Sorgum yang dulu dibudidayakan warga merupakan salah satu jawabannya.
Hingga
1980-an, masyarakat desa di pedalaman Sumba Timur, Nusa Tenggara Timur, masih
berswadaya dengan aneka sumber pangan, salah satunya sorgum yang dalam bahasa
lokal disebut watarhammu. Artinya,
biji-bijian baik. Penyeragaman budidaya dan konsumsi beras membuat mereka kini
bergantung pangan dari luar pulau. Kini, jangankan untuk memenuhi kebutuhan
pangan warga, untuk pakan babi pun mereka harus membeli polar (pollard) atau dedak gandum impor. Untuk kebutuhan
pangan sehari-hari, warga membeli beras dari kota, selain bergantung pada
bantuan rastra (beras sejahtera).
Sebagai
contoh, keluarga Ince Njurumana, Kepala Dusun Djangfa Meha, Desa Meurumba, yang
terdiri atas lima orang, membeli beras rata-rata 50 kilogram per dua minggu
atau 100 kg per bulan. Dengan harga beras di desa Rp 11.000 per kg, itu berarti
tiap bulan dia mengeluarkan uang 1,1 juta per bulan untuk beras saja. “Hasil
panen padi warga tak pernah cukup. Makin ke sini, hasilnya semakin kurang
karena kerap gagal panen. Hujan tidak menentu dan hama banyak. Musim panen
lalu, kami gagal panen,” kata Kepala Desa Meurumba, Kecamatan Kahaungu Eti,
Sumba Timur, Balla Nggiku (60).
Manurut
Ince Njurumana (24), menuturkan hasil panen padi hanya cukup untuk makan tiga
bulan. Selebihnya, warga membeli beras, selain bantuan rastra atau dulu bernama
beras miskin dari pemerintah. Lahan sawah warga Desa Meurumba dan Meuramba
terbatas, kurang dari setengah hektar per keluarga. Banyak warga tidak memiliki
sawah.
Meski
tidak mempunyai sawah, pada masa lalu warga Desa Meuramba dan Meurumba, seperti
desa-desa lain di Pulau Sumba, bisa memenuhi kebutuhan pangan sendiri. “Sampai
1980-an, kami makan dari hasil ladang sendiri. Waktu itu, kami masih tanam padi
ladang, watar willi (sorgum), uhu kani (jewawut), dan macam-macam umbi,”

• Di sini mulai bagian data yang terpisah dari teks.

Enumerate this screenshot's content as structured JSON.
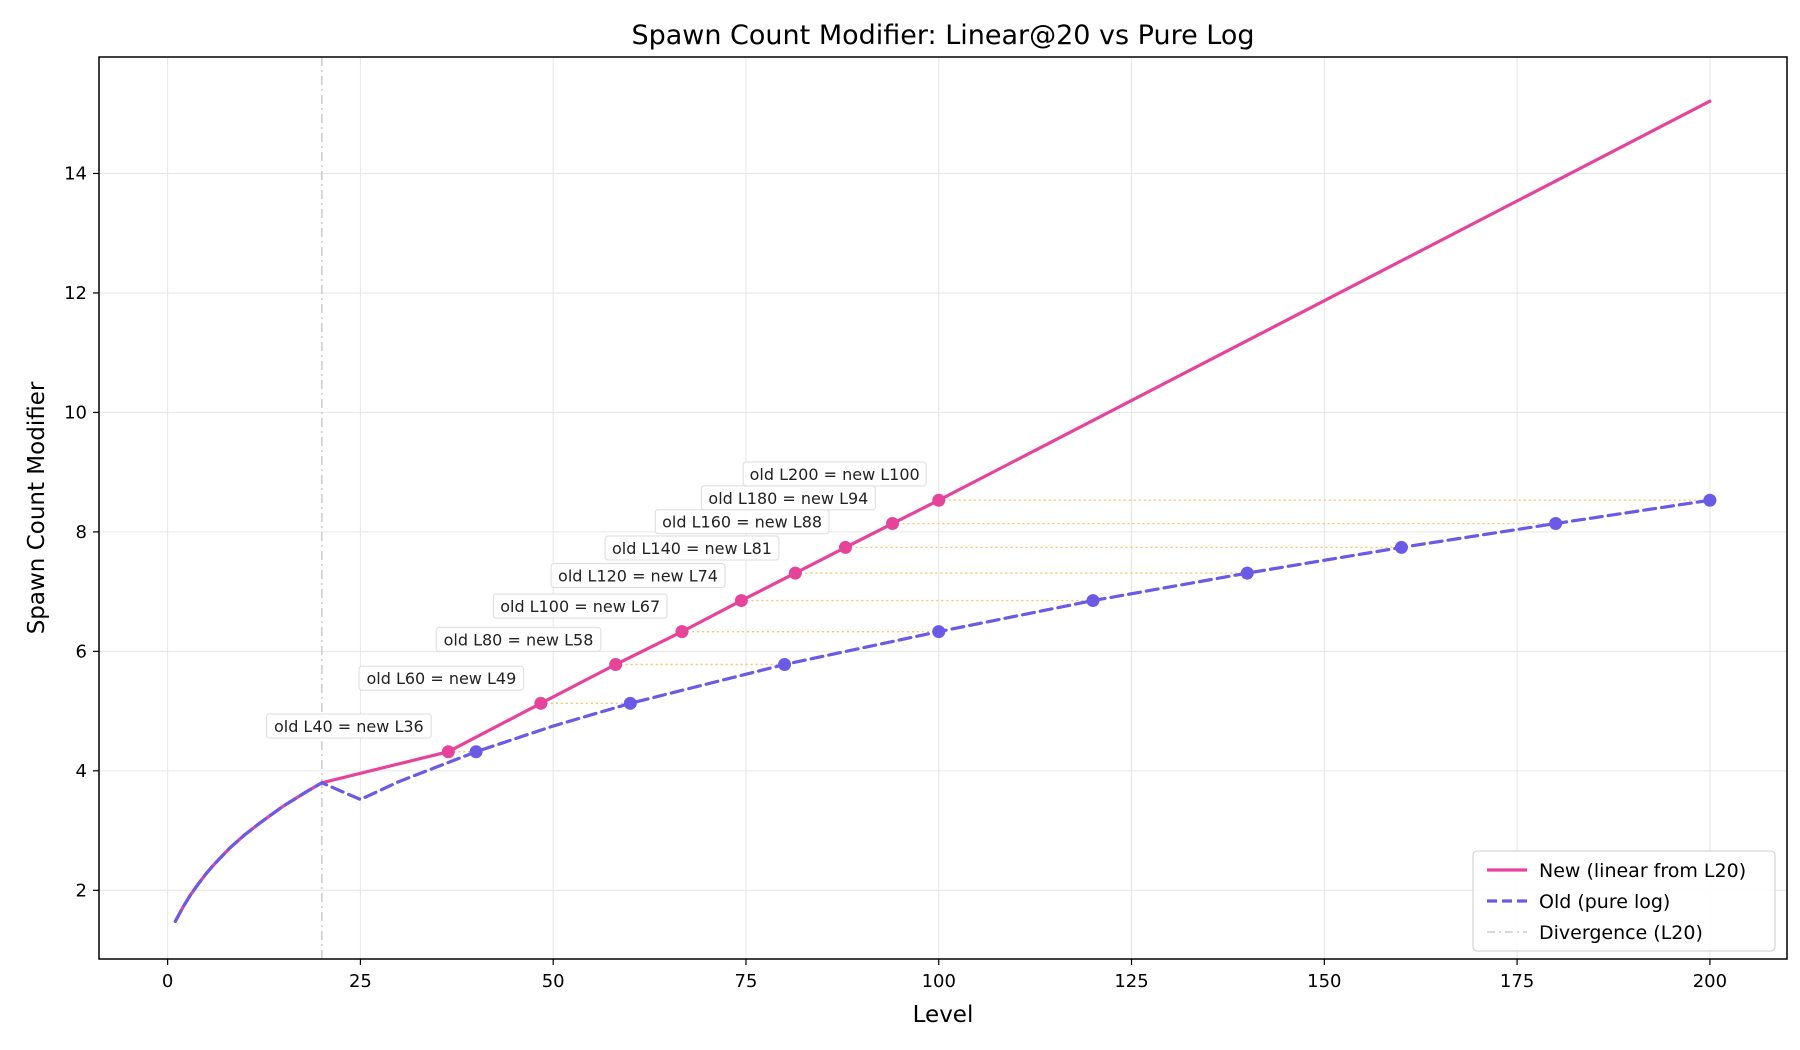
{
  "chart_data": {
    "type": "line",
    "title": "Spawn Count Modifier: Linear@20 vs Pure Log",
    "xlabel": "Level",
    "ylabel": "Spawn Count Modifier",
    "xlim": [
      -8.9,
      210
    ],
    "ylim": [
      0.85,
      15.95
    ],
    "xticks": [
      0,
      25,
      50,
      75,
      100,
      125,
      150,
      175,
      200
    ],
    "yticks": [
      2,
      4,
      6,
      8,
      10,
      12,
      14
    ],
    "grid": true,
    "legend_position": "bottom-right",
    "divergence_level": 20,
    "series": [
      {
        "name": "New (linear from L20)",
        "color": "#e6439b",
        "style": "solid",
        "x": [
          1,
          2,
          3,
          4,
          5,
          6,
          8,
          10,
          12,
          15,
          18,
          20,
          36.4,
          48.4,
          58.1,
          66.7,
          74.4,
          81.4,
          87.9,
          94.0,
          100,
          200
        ],
        "y": [
          1.48,
          1.72,
          1.93,
          2.11,
          2.28,
          2.43,
          2.7,
          2.93,
          3.13,
          3.41,
          3.65,
          3.8,
          4.32,
          5.13,
          5.78,
          6.33,
          6.85,
          7.31,
          7.74,
          8.14,
          8.53,
          15.21
        ]
      },
      {
        "name": "Old (pure log)",
        "color": "#6a5ae6",
        "style": "dashed",
        "x": [
          1,
          2,
          3,
          4,
          5,
          6,
          8,
          10,
          12,
          15,
          18,
          20,
          25,
          30,
          40,
          50,
          60,
          80,
          100,
          120,
          140,
          160,
          180,
          200
        ],
        "y": [
          1.48,
          1.72,
          1.93,
          2.11,
          2.28,
          2.43,
          2.7,
          2.93,
          3.13,
          3.41,
          3.65,
          3.8,
          3.52,
          3.82,
          4.32,
          4.75,
          5.13,
          5.78,
          6.33,
          6.85,
          7.31,
          7.74,
          8.14,
          8.53
        ]
      }
    ],
    "markers_new": {
      "x": [
        36.4,
        48.4,
        58.1,
        66.7,
        74.4,
        81.4,
        87.9,
        94.0,
        100
      ],
      "y": [
        4.32,
        5.13,
        5.78,
        6.33,
        6.85,
        7.31,
        7.74,
        8.14,
        8.53
      ]
    },
    "markers_old": {
      "x": [
        40,
        60,
        80,
        100,
        120,
        140,
        160,
        180,
        200
      ],
      "y": [
        4.32,
        5.13,
        5.78,
        6.33,
        6.85,
        7.31,
        7.74,
        8.14,
        8.53
      ]
    },
    "annotations": [
      {
        "text": "old L40 = new L36",
        "x": 36.4,
        "y": 4.32,
        "tx": 23.5,
        "ty": 4.75
      },
      {
        "text": "old L60 = new L49",
        "x": 48.4,
        "y": 5.13,
        "tx": 35.5,
        "ty": 5.55
      },
      {
        "text": "old L80 = new L58",
        "x": 58.1,
        "y": 5.78,
        "tx": 45.5,
        "ty": 6.2
      },
      {
        "text": "old L100 = new L67",
        "x": 66.7,
        "y": 6.33,
        "tx": 53.5,
        "ty": 6.76
      },
      {
        "text": "old L120 = new L74",
        "x": 74.4,
        "y": 6.85,
        "tx": 61,
        "ty": 7.27
      },
      {
        "text": "old L140 = new L81",
        "x": 81.4,
        "y": 7.31,
        "tx": 68,
        "ty": 7.73
      },
      {
        "text": "old L160 = new L88",
        "x": 87.9,
        "y": 7.74,
        "tx": 74.5,
        "ty": 8.17
      },
      {
        "text": "old L180 = new L94",
        "x": 94.0,
        "y": 8.14,
        "tx": 80.5,
        "ty": 8.57
      },
      {
        "text": "old L200 = new L100",
        "x": 100,
        "y": 8.53,
        "tx": 86.5,
        "ty": 8.97
      }
    ],
    "connector_color": "#f5c56b",
    "divergence_color": "#cccccc",
    "legend": [
      {
        "label": "New (linear from L20)",
        "color": "#e6439b",
        "style": "solid"
      },
      {
        "label": "Old (pure log)",
        "color": "#6a5ae6",
        "style": "dashed"
      },
      {
        "label": "Divergence (L20)",
        "color": "#cccccc",
        "style": "dashdot"
      }
    ]
  }
}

kata Yusuf Umburutung warga Desa Mauramba. Selain biji-bijian, dulu warga Sumba
Timur juga mengonsumsi beragam jenis umbi, diantaranya litang, ganyong, luwa,
ubi jalar, singkong, dan keladi. Umbi yang masih dibudidayakan diantaranya
singkong dan ubi jalar, tetapi lebih banyak untuk pakan ternak. “Setelah hanya
makan beras, kami kini kekurangan pangan. Jadi, harus beli dari luar,” kata
Balla.
Iklim
di Sumba Timur yang kering dengan hari hujan terbatas kurang cocok dengan padi sawah. Perubahan pola
konsumsi warga ke beras memicu defisit pangan. Menurut data Badan Pusat
Statistik Sumba Timur tahun 2016, produksi beras lokal untuk memenuhi kebutuhan
konsumsi warga Sumba Timur hanya 32,5 persen dari total konsumsi 125.427 ton.
Perubahan
iklim
Defisit
beras di Sumba Timur diperkirakan kian parah pada tahun-tahun mendatang seiring
perubahan iklim. Riset oleh peneliti iklim dari Badan Meteorologi, Klimatologi,
dan Geofisika (BMKG), Amsari dan tim (2019), menunjukkan hasil uji tren hari
kering berturutan pada 1981-2018 naik 2-4 hari per 10 tahun di Rambangaru,
pesisir timur Sumba Timur. Jadi, kekeringan di Sumba Timur meningkat. “ Hari
kering berturutan yang meningkat terjadi di bagian selatan Indonesia, terutama
NTT. Fenomena ini konsisten dengan proyeksi perubahan iklim di masa depan,
bahwa daerah kering akan cenderung makin kering,” kata Kepala Subbidang
Informasi Iklim dan Kualitas Udara BMKG Siswanto.
Perubahan
iklim akan jadi tantangan besar di masa depan dalam pemenuhan kebutuhan pangan.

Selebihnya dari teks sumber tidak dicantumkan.